# ArrayList ObjektElement behalten und neues hinzufügen



## Xerxes20 (30. Januar 2011)

Guten Tag liebe Gemeinde,

es gibt ja get und set-Methoden immer für ein Objekt, jetzt wollte ich fragen, ob es auch eine add Methode gibt, die nicht das alte ersetzt sondern etwas neues hinzufüg?

Ich habe nämlich folgendes Problem:

Wenn ich ein Fenster öffne wird ein leeres Objekt in einem Array erstellt.

Das Objekt beinhaltet sagen wir mal Hände und Füße. Man kann immer wieder neue Hände und Füße hinzufügen.

Wenn man eine neue Hand hinzufügen will, öffnet sich ein weiteres Fenster und dort kann man einer Hand einen Namen geben, bei Klick auf ok wird die Hand in dem Objekt unter "Hände" gespeichert.

Wenn man jetzt wieder eine neue Hand einfügen will, wird die alte durch die set-Methode ja überschrieben, dass heißt das alte ist weg!

Desweiteren sollten die Objekte später beim aufruf in einer Liste ihre Hände und Füße so ausgeben, wie sie eingefügt wurden.

Bitte um Hilfe


----------



## Akeshihiro (30. Januar 2011)

Warum benutzt du nicht einfach die add-Methode? Wer hat dir gesagt, dass man das mit set() macht? set() ist nur zum Ersetzen bereits bestehender Einträge.


----------



## Xerxes20 (30. Januar 2011)

Meinst du die add Methode der arrayList oder allgemein eine add-Methode schreiben?
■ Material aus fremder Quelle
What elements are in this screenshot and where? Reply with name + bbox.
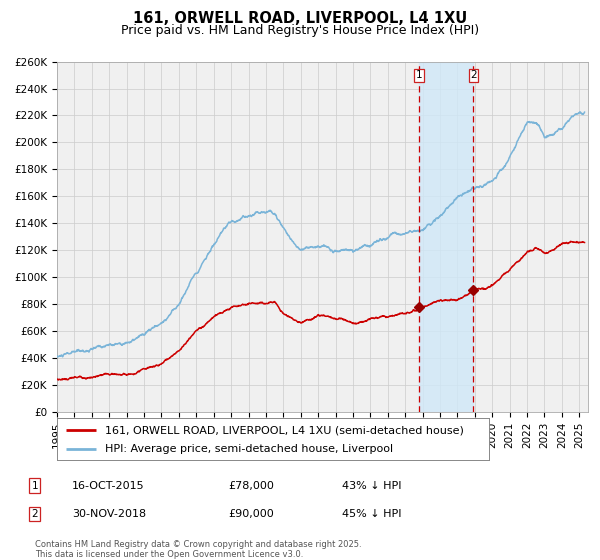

Ich will ja kein neues Objekt hinzufügen sondern etwas zu einem schon vorhandenen Element eines Objektes hinzufügen.


----------



## Akeshihiro (30. Januar 2011)

Hmm... Wenn ich das richtig verstehe, dann willst du also ein bestehendes und in der Liste vorhandenes Objekt manipulieren und nicht ein neues hinzufügen. Dann musst du doch nur auf das Objekt zugreifen und die entsprechenden Methoden aufrufen.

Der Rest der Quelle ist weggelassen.